Do Dogs Belong In Extreme Sports?

Here are some scenarios that  I have seen on the news lately.

A dog is stuffed into a backpack and worn by the pet parent as he base-jumps off a cliff.

A dog is hooked up to a sling line and is dangling precariously, thousands of feet above a mountain’s jagged edge, as the parent pulls him over a crevasse. Here’s the kicker, this isn’t a rescue operation, this is for the parent’s pleasure!

A dog is in tow on a rock-climbing expedition, hooked up to a line, and in the backpack of a rock climber as he scaled a sheer rock face.

Another time, I watched a hang gliding dog, and even a hang gliding service dog.

Is this moral, ethical, or healthy for a dog? Where does society draw the line and what constitutes as unnecessary, abusive, or cruel? Do nonhuman animals have rights? Should dogs be forced to participate in extreme sports? Dogs and people are social animals, but risking your own life is different than risking someone else’s. These are the questions we must explore.

Heck, I am all for extreme sports! I have competed in sports for most of my life. I am a two time North American Brazilian Jiu-Jitsu gold medal winner, played collegiate sports (lacrosse and wrestling), have trained for triathlons, and even tried out for the Winter Olympics in men’s mogul skiing event. Cliff jumping, skydiving, rock climbing, rappelling, and mountaineering are all activities I enjoy in Los Angeles.

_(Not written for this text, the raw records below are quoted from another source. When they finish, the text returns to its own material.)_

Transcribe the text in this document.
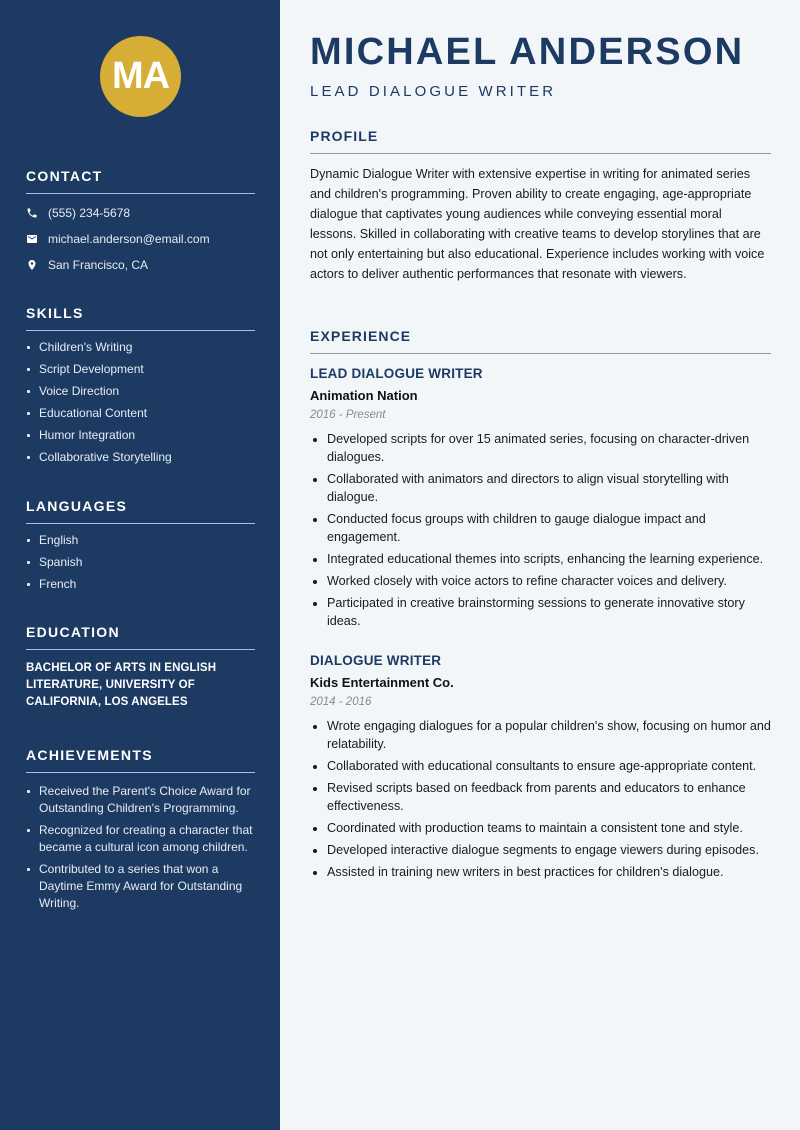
MA
CONTACT
(555) 234-5678
michael.anderson@email.com
San Francisco, CA
SKILLS
Children's Writing
Script Development
Voice Direction
Educational Content
Humor Integration
Collaborative Storytelling
LANGUAGES
English
Spanish
French
EDUCATION
BACHELOR OF ARTS IN ENGLISH LITERATURE, UNIVERSITY OF CALIFORNIA, LOS ANGELES
ACHIEVEMENTS
Received the Parent's Choice Award for Outstanding Children's Programming.
Recognized for creating a character that became a cultural icon among children.
Contributed to a series that won a Daytime Emmy Award for Outstanding Writing.
MICHAEL ANDERSON
LEAD DIALOGUE WRITER
PROFILE

Dynamic Dialogue Writer with extensive expertise in writing for animated series and children's programming. Proven ability to create engaging, age-appropriate dialogue that captivates young audiences while conveying essential moral lessons. Skilled in collaborating with creative teams to develop storylines that are not only entertaining but also educational. Experience includes working with voice actors to deliver authentic performances that resonate with viewers.

EXPERIENCE
LEAD DIALOGUE WRITER
Animation Nation
2016 - Present
Developed scripts for over 15 animated series, focusing on character-driven dialogues.
Collaborated with animators and directors to align visual storytelling with dialogue.
Conducted focus groups with children to gauge dialogue impact and engagement.
Integrated educational themes into scripts, enhancing the learning experience.
Worked closely with voice actors to refine character voices and delivery.
Participated in creative brainstorming sessions to generate innovative story ideas.
DIALOGUE WRITER
Kids Entertainment Co.
2014 - 2016
Wrote engaging dialogues for a popular children's show, focusing on humor and relatability.
Collaborated with educational consultants to ensure age-appropriate content.
Revised scripts based on feedback from parents and educators to enhance effectiveness.
Coordinated with production teams to maintain a consistent tone and style.
Developed interactive dialogue segments to engage viewers during episodes.
Assisted in training new writers in best practices for children's dialogue.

Dare I mention I love opening up my motorcycle WOT on a deserted highway with no helmet. I love the adrenaline rush and thrill that comes with pushing oneself to the limit and the passion and dedication that comes along with that, but I wouldn’t take my five-year-old niece or any other sentient being along for the ride! It is one thing to risk my existence and an entirely different scenario to risk someone else’s.

Dogs in extreme sportsBJJ Gold 1


dog riding motorcycle

Countless sports take place all over the world that are not in the pet’s or animal’s best interests, this includes but is not limited to, the Iditarod, dog racing, horse racing/polo, some extreme dog agility sports and other extreme sports where the welfare of the animal does not come first and foremost. I do not support dog or animal sports in the name of “tradition.”

There are countless articles in newspapers that highlight stories where a dog’s welfare is not paramount. One such report that recently made headlines was in Colorado where a moron hiker abandoned his injured dog on a mountain. Luckily for this dog, other good-hearted hikers found him and carried him to safety.

Is dog “ownership” a right or a privilege? I argue the latter. Who has the best interest at heart for the dog and if you are not skilled at ethology, how well can a guardian/dog lover tell if a dog is enjoying himself or more importantly if it is safe for their pet? Perhaps a better question, is it stressful for the animal?

dog white water rafting

I cannot help but cringe when I see a dog tethered to a person’s back as they climb up a mountain face or when a dog is whale-eyed, ears back, clearly stressed, as his guardian hang glides off a cliff, hundreds of feet up in the air. We are the ones with the large prefrontal cortex and the ability to reason, let’s use them both.

Call me old fashioned if you will, but I’m not convinced extreme sports are in the best interest of the dog. I love extreme sports, but dogs should not be subject to peoples’ extremities. Just because a dog will go anywhere a person takes him doesn’t mean they should, it is healthy or good for them. Regardless of what a guardian thinks or says, in most of these pictures and scenarios the dogs do not look relaxed, stress-free or happy, at least from a behavioral perspective and probably from a cortisol one as well. What’s your opinion?